A new report from the HHS Office of the Inspector General (OIG) finds that Medicare Part D drug plans are inappropriately denying drug coverage to their members. Consequently, thousands of people with Medicare are forced to pay for drugs that should be covered or to forego filling their prescriptions.
The OIG report explains that, much like Medicare Advantage plans, Part D plans are coming between patients and their doctors, second-guessing whether their members need the drugs their doctors have prescribed. It also shows that Part D insurers are putting their profits ahead of the health care needs of their members. The question is whether the federal government has a way to hold these private insurers accountable for their misdeeds and ensure that they cover the prescription drugs their members need.
According to the OIG, in 2017, Medicare Part D insurers denied millions of claims for prescription drugs presented at people’s pharmacies. However, on appeal, they overturned many of the claims they had previously denied. The reversals indicate that the original denials were inappropriate.
In some cases, the drugs people had been prescribed were not on the Part D insurer’s approved drug list or they required a preapproval. Whatever the case, older adults and people with disabilities were forced to pay out of pocket for their drugs, to forego filling their prescriptions, or to take further steps to get their drugs approved. And, in many cases, they could not navigate the process to get their drugs approved.
The small fraction of people who appealed their coverage denials, won a partial or total reversal nearly three out of four times (73 percent). But, the overwhelming majority of people whose claims were denied did not appeal. The goal should be for the Medicare Part D plans to have systems in place that eliminate the wrongful denials in the first place.
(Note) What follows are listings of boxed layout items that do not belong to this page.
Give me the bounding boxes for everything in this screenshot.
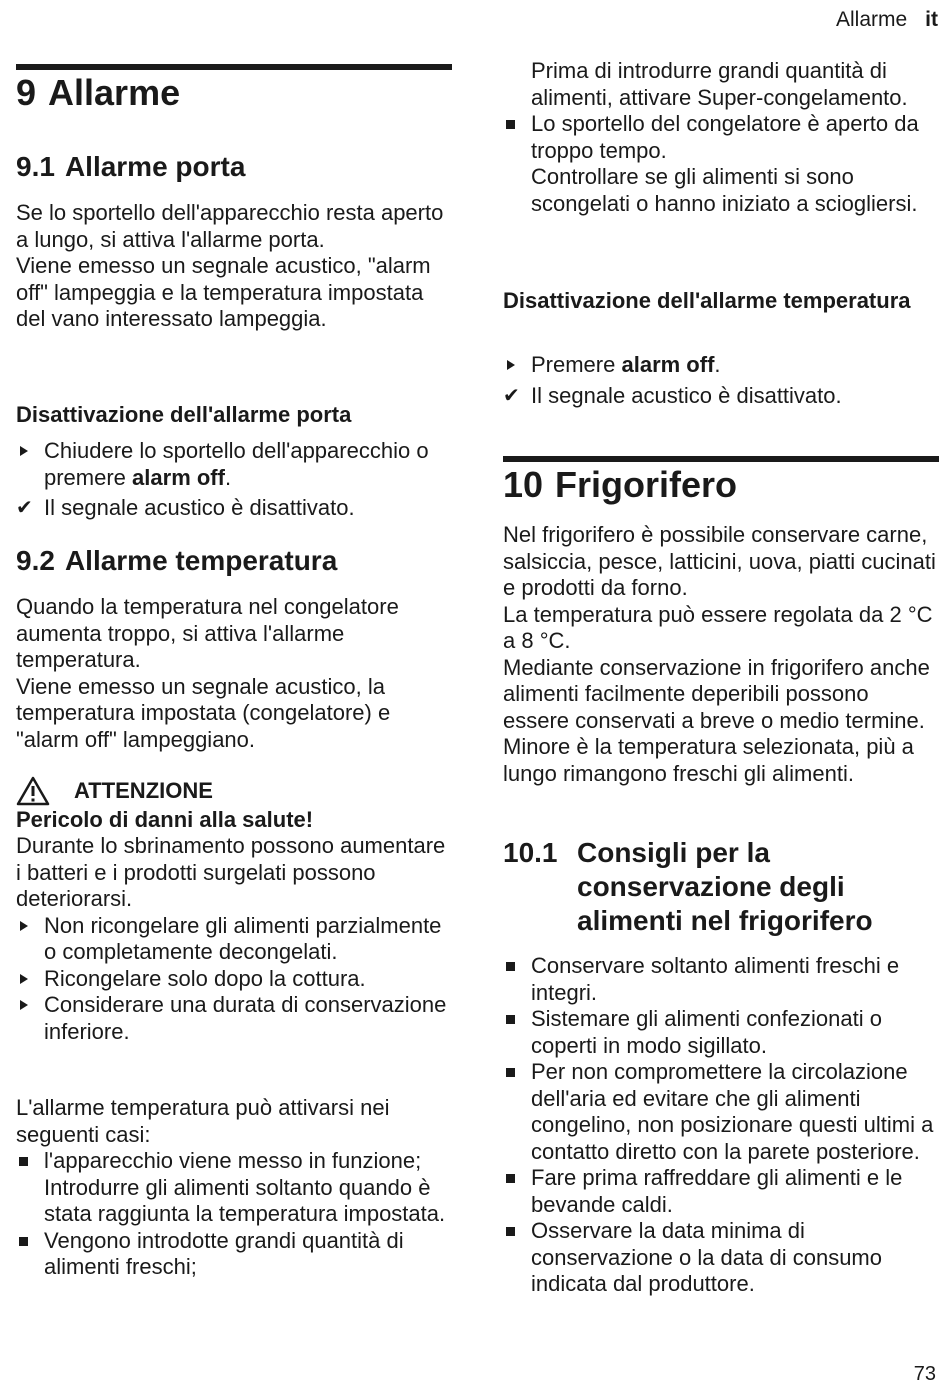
warning-item: Considerare una durata di conservazione inferiore. <box>16 992 452 1045</box>
page-number: 73 <box>913 1363 936 1385</box>
temperature-alarm-off-subheading: Disattivazione dell'allarme temperatura <box>503 288 911 313</box>
step-item: Premere alarm off. <box>503 352 939 379</box>
section-number: 9.1 <box>16 151 55 182</box>
paragraph: Quando la temperatura nel congelatore aumenta troppo, si attiva l'allarme temperatura. <box>16 594 399 672</box>
section-title: Allarme temperatura <box>64 545 338 576</box>
section-number: 9.2 <box>16 545 55 576</box>
temperature-alarm-cases-continued <box>503 58 939 217</box>
tip-item: Conservare soltanto alimenti freschi e integri. <box>503 953 939 1006</box>
chapter-10-heading <box>503 464 939 506</box>
case-item: Vengono introdotte grandi quantità di alimenti freschi; <box>16 1228 452 1281</box>
paragraph: Viene emesso un segnale acustico, "alarm off" lampeggia e la temperatura impostata del vano interessato lampeggia. <box>16 253 431 331</box>
header-section: Allarme <box>835 8 908 31</box>
warning-item: Ricongelare solo dopo la cottura. <box>16 966 452 993</box>
result-item: ✔ Il segnale acustico è disattivato. <box>503 382 842 408</box>
cases-intro: L'allarme temperatura può attivarsi nei seguenti casi: <box>16 1095 390 1147</box>
section-10-1-heading <box>503 836 939 938</box>
running-header <box>836 8 938 32</box>
section-number: 10.1 <box>503 837 558 868</box>
chapter-9-rule <box>16 64 452 70</box>
warning-text: Durante lo sbrinamento possono aumentare i batteri e i prodotti surgelati possono deteriorarsi. <box>16 833 446 911</box>
tip-item: Osservare la data minima di conservazione o la data di consumo indicata dal produttore. <box>503 1218 939 1298</box>
temperature-alarm-steps <box>503 352 939 409</box>
paragraph: Viene emesso un segnale acustico, la temperatura impostata (congelatore) e "alarm off" lampeggiano. <box>16 673 391 752</box>
section-title: Consigli per la conservazione degli alimenti nel frigorifero <box>577 837 873 936</box>
tip-item: Sistemare gli alimenti confezionati o coperti in modo sigillato. <box>503 1006 939 1059</box>
paragraph: Nel frigorifero è possibile conservare carne, salsiccia, pesce, latticini, uova, piatti cucinati e prodotti da forno. <box>503 522 936 600</box>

In short, Medicare Part D plans sometimes engage in inappropriate denials or delays of medications for people with Medicare. The OIG recommends that CMS take action: 1) so that communication improves between Part D plans and prescribers to minimize avoidable rejections at the pharmacy and denials of coverage; and, 2) to reduce inappropriate pharmacy rejections and inappropriate coverage denials. It further recommends that CMS notify people with Medicare about inappropriate denials and other performance problems by Part D plans.
CMS agreed with all four recommendations. But, CMS has been misleading people with Medicare about Medicare Advantage over the last few years. Time will tell if CMS acts on these recommendations.